L’article 55.2 se lit dans sa totalité comme suit :
55.2 Si une demande de certificat est présentée, l’Office étudie les observations de toute personne qu’il estime directement touchée par la délivrance du certificat ou le rejet de la demande et peut étudier les observations de toute personne qui, selon lui, possède des renseignements pertinents ou une expertise appropriée. La décision de l’Office d’étudier ou non une observation est définitive.
L’ONE a publié des lignes directrices concernant l’application de l’article 55.212. L’Office détermine quelles sont les personnes « directement touchées » au cas par cas. Il permet la participation des personnes dont l’intérêt est « particulier et détaillé au-delà de l’intérêt public général ». Pour savoir si la personne possède des renseignements pertinents ou une expertise appropriée, on tient compte notamment de « la valeur ajoutée des renseignements dans le contexte de la décision à rendre ou de la recommandation à présenter à l’Office ».
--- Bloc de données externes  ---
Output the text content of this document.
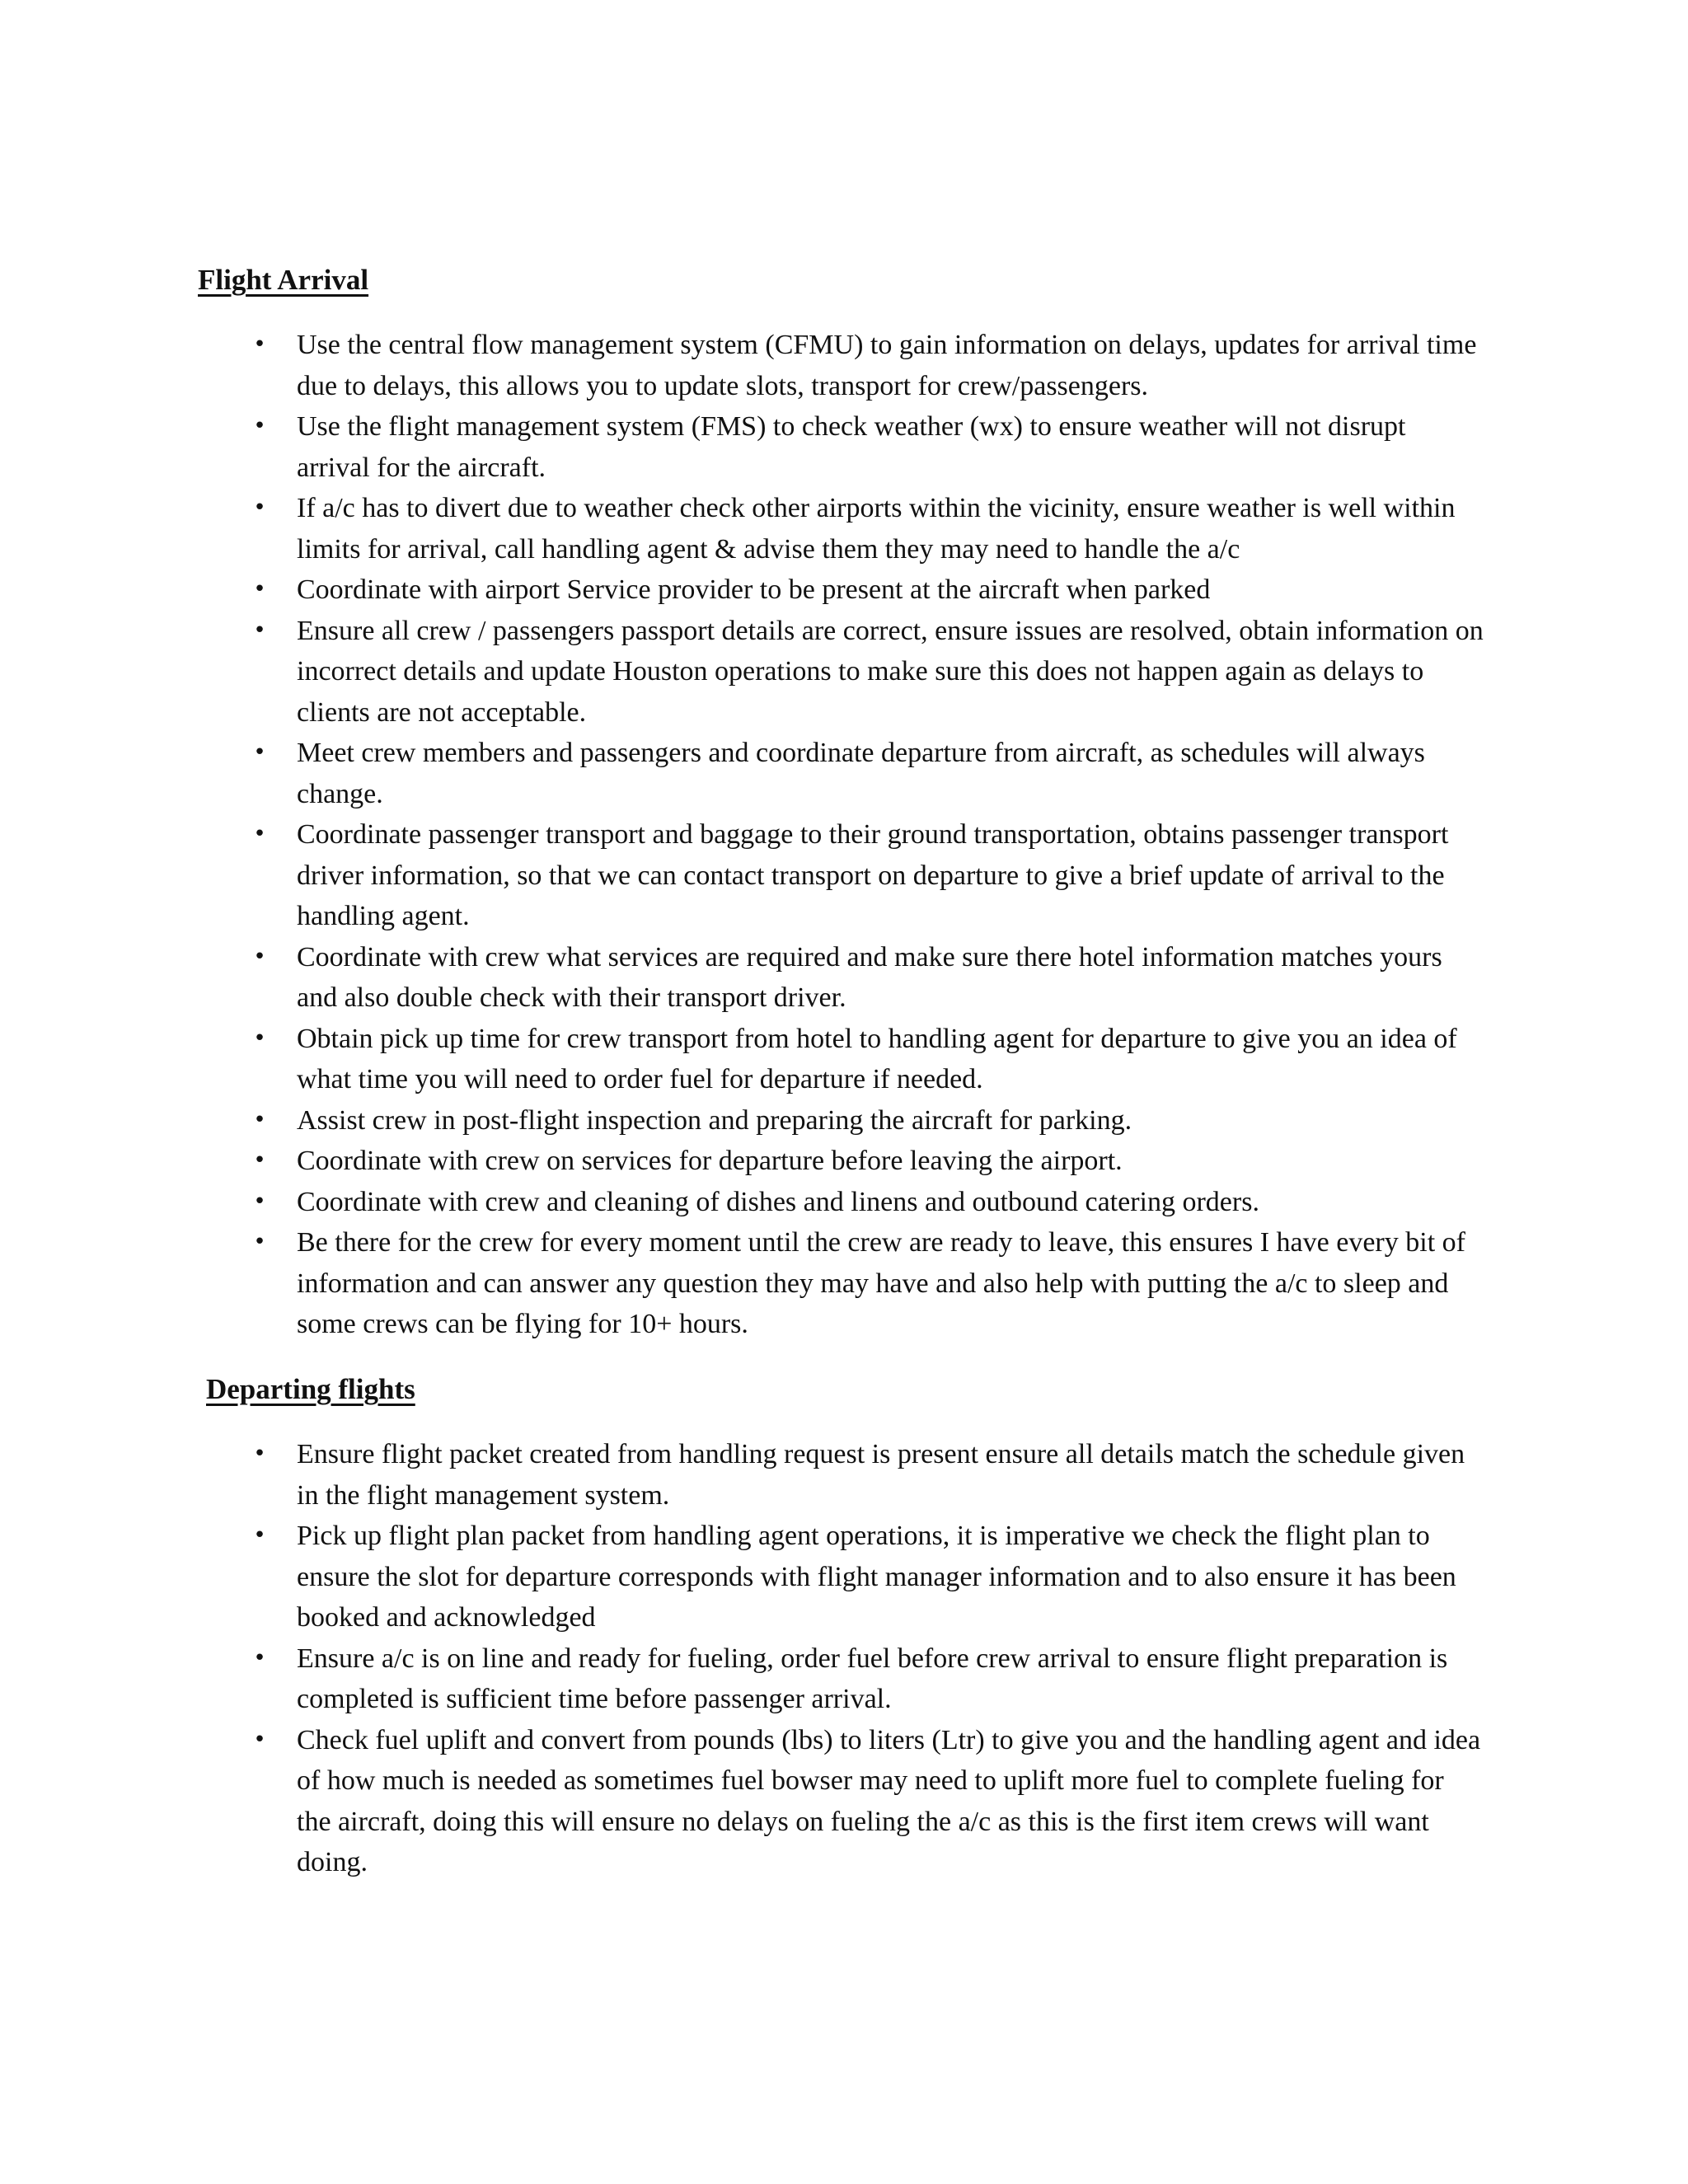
Flight Arrival
• Use the central flow management system (CFMU) to gain information on delays, updates for arrival time due to delays, this allows you to update slots, transport for crew/passengers.
• Use the flight management system (FMS) to check weather (wx) to ensure weather will not disrupt arrival for the aircraft.
• If a/c has to divert due to weather check other airports within the vicinity, ensure weather is well within limits for arrival, call handling agent & advise them they may need to handle the a/c
• Coordinate with airport Service provider to be present at the aircraft when parked
• Ensure all crew / passengers passport details are correct, ensure issues are resolved, obtain information on incorrect details and update Houston operations to make sure this does not happen again as delays to clients are not acceptable.
• Meet crew members and passengers and coordinate departure from aircraft, as schedules will always change.
• Coordinate passenger transport and baggage to their ground transportation, obtains passenger transport driver information, so that we can contact transport on departure to give a brief update of arrival to the handling agent.
• Coordinate with crew what services are required and make sure there hotel information matches yours and also double check with their transport driver.
• Obtain pick up time for crew transport from hotel to handling agent for departure to give you an idea of what time you will need to order fuel for departure if needed.
• Assist crew in post-flight inspection and preparing the aircraft for parking.
• Coordinate with crew on services for departure before leaving the airport.
• Coordinate with crew and cleaning of dishes and linens and outbound catering orders.
• Be there for the crew for every moment until the crew are ready to leave, this ensures I have every bit of information and can answer any question they may have and also help with putting the a/c to sleep and some crews can be flying for 10+ hours.
Departing flights
• Ensure flight packet created from handling request is present ensure all details match the schedule given in the flight management system.
• Pick up flight plan packet from handling agent operations, it is imperative we check the flight plan to ensure the slot for departure corresponds with flight manager information and to also ensure it has been booked and acknowledged
• Ensure a/c is on line and ready for fueling, order fuel before crew arrival to ensure flight preparation is completed is sufficient time before passenger arrival.
• Check fuel uplift and convert from pounds (lbs) to liters (Ltr) to give you and the handling agent and idea of how much is needed as sometimes fuel bowser may need to uplift more fuel to complete fueling for the aircraft, doing this will ensure no delays on fueling the a/c as this is the first item crews will want doing.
Première manche — L’affaire du projet d’inversion de la canalisation 9B d’Enbridge
L’instance portant sur le TMX était la deuxième contestation de l’application de l’article 55.2 devant les tribunaux. La première occasion s’est présentée au cours du projet d’inversion de la canalisation 9B d’Enbridge13. Dans l’affaire ForestEthics Advocacy Association c l’Office national de l’énergie14, la CAF a confirmé la décision de l’ONE de la portée de cette instance et l’établissement des droits de participation. La décision ForestEthics, ayant fait l’objet d’un examen détaillé dans des éditions antérieures de la présente publication15, met en évidence le concept de respect des impératifs de prise de décision de l’Office ainsi que de sa compétence et de son expertise spécialisées. En ce qui a trait aux droits de participation, la Cour a déclaré que :
« Les audiences de l’Office ne sont pas une tribune téléphonique à la radio à laquelle n’importe qui peut participer tout simplement en composant le numéro. Elles ne sont pas non plus un centre de consultation où n’importe qui peut soulever n’importe quoi, peu importe à quel point le sujet est éloigné de la tâche de l’Office consistant à réglementer la construction et l’exploitation de pipelines acheminant du pétrole et du gaz. »16
Elle a également affirmé que l’article 55.2 a été adopté afin de rendre les audiences de l’Office plus efficaces et recentrées. Cette disposition exige que les personnes qui ne sont pas directement touchées doivent faire une « démonstration rigoureuse » qu’elles possèdent « des renseignements pertinents ou une expertise appropriée » au regard de la question soumise à l’examen de l’organisme de réglementation17.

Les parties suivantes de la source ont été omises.